Generative AI makes generating realistic looking fakes ~1000x easier, its the one thing its best at.


>I just fail to see how quantity factors into anything here.

Because you can overload any online discussion / sphere with that. There were so many that X effectively banned searching for her at all because if you did, you where overwhelmed by very extreme fake porn. Everybody can do it with very low entry barrier, it looks very believable, and it can be generated in high quantities.

We shouldn't have clamped down on photoshop, but realisticly two things would be nice in your theoretical case, usage restrictions and public information building. There was no clear cut point where photoshop was so mighty you couldn't trust any picture online. There were skills to be learned and people could identify the trickery, and it was on a very small scale and gradual. And the photo trickery was around for ages, even Stalin did it.

But creating photorealistic fakes in an automated fashion is completely new.

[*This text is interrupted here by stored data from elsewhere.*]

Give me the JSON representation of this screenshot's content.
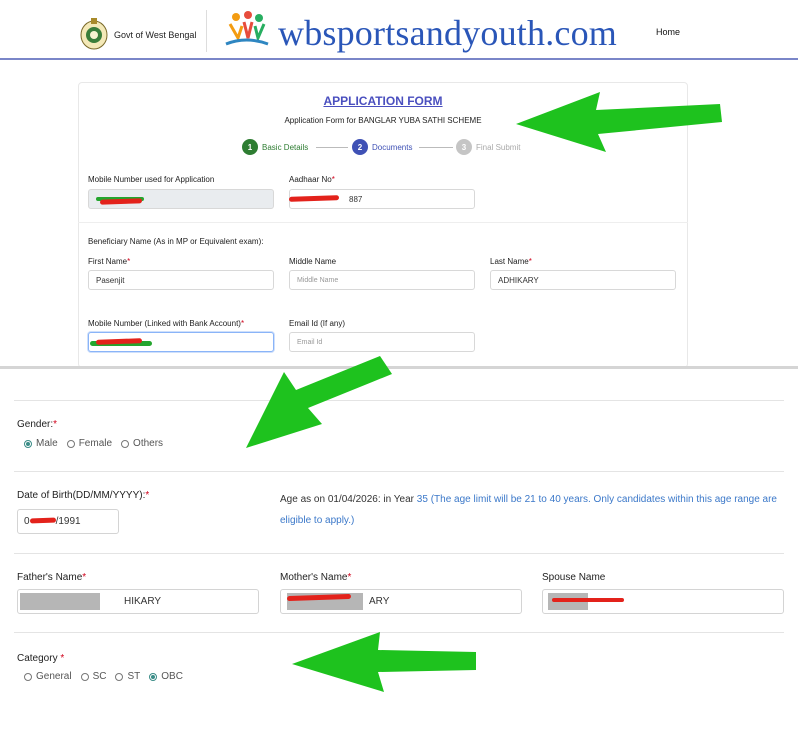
{
  "header": {
    "govt_label": "Govt of West Bengal",
    "site_name": "wbsportsandyouth.com",
    "home_link": "Home"
  },
  "form": {
    "title": "APPLICATION FORM",
    "subtitle": "Application Form for BANGLAR YUBA SATHI SCHEME",
    "steps": [
      {
        "num": "1",
        "label": "Basic Details",
        "color": "#2e7d32"
      },
      {
        "num": "2",
        "label": "Documents",
        "color": "#3f51b5"
      },
      {
        "num": "3",
        "label": "Final Submit",
        "color": "#c5c5c5"
      }
    ],
    "mobile_app_label": "Mobile Number used for Application",
    "aadhaar_label": "Aadhaar No",
    "aadhaar_value_suffix": "887",
    "beneficiary_label": "Beneficiary Name (As in MP or Equivalent exam):",
    "first_name_label": "First Name",
    "first_name_value": "Pasenjit",
    "middle_name_label": "Middle Name",
    "middle_name_placeholder": "Middle Name",
    "last_name_label": "Last Name",
    "last_name_value": "ADHIKARY",
    "mobile_bank_label": "Mobile Number (Linked with Bank Account)",
    "email_label": "Email Id (If any)",
    "email_placeholder": "Email Id"
  },
  "details": {
    "gender_label": "Gender:",
    "gender_options": [
      "Male",
      "Female",
      "Others"
    ],
    "gender_selected": "Male",
    "dob_label": "Date of Birth(DD/MM/YYYY):",
    "dob_value_prefix": "0",
    "dob_value_suffix": "/1991",
    "age_text_prefix": "Age as on 01/04/2026: in Year",
    "age_value": "35",
    "age_note": "(The age limit will be 21 to 40 years. Only candidates within this age range are eligible to apply.)",
    "father_label": "Father's Name",
    "father_value_suffix": "HIKARY",
    "mother_label": "Mother's Name",
    "mother_value_suffix": "ARY",
    "spouse_label": "Spouse Name",
    "category_label": "Category",
    "category_options": [
      "General",
      "SC",
      "ST",
      "OBC"
    ],
    "category_selected": "OBC"
  },
  "required_mark": "*",
  "colors": {
    "accent": "#4a4fbf",
    "radio": "#3a8c87",
    "age_note": "#3b78c9",
    "arrow": "#1ec21e",
    "redaction": "#e3221b"
  }
}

But when we talk about specifically harming one person, does it really matter if it's a thousand different generations of the same thing or 10 generations that were copied thousands of times? It is a technology that lowers the bar for generating believable-looking things, but I don't know if it's the speed that is the main culprit here.

And in fairness to generative AI, even nowadays it feels like getting to a point of true photorealism takes some effort, especially if the goal is letting it just run nonstop with no further curation. And getting a local image generator to run at all on your computer (and having the hardware for it) is also a bar that plenty of people can't clear yet. Photoshop is kind of different in that making more believable things requires a lot more time, effort and knowledge - but the idea that any image online can be faked has already been ingrained in the public consciousness for a very long time.


That's fine. But the question was what are they referring to and that's the answer.


Doing it effortlessly and instantly makes a difference.

(This applies to all AI discussions)


> See the recent Taylor Swift scandal

but that's not dangerous. It's definitely worthy of unlocking the cages of the attack lawyers but it's not dangerous. The word "safety" is being used by big tech to trigger and gas light society.


I.e., controlling through fear


To the extent these models don't blindly regurgitate hate speech, I appreciate that. But what I do not appreciate is when they won't render a human nipple or other human anatomy. That's not safety, and calling it such is gaslighting.


People who cheer for their own disempowerment are fascinating.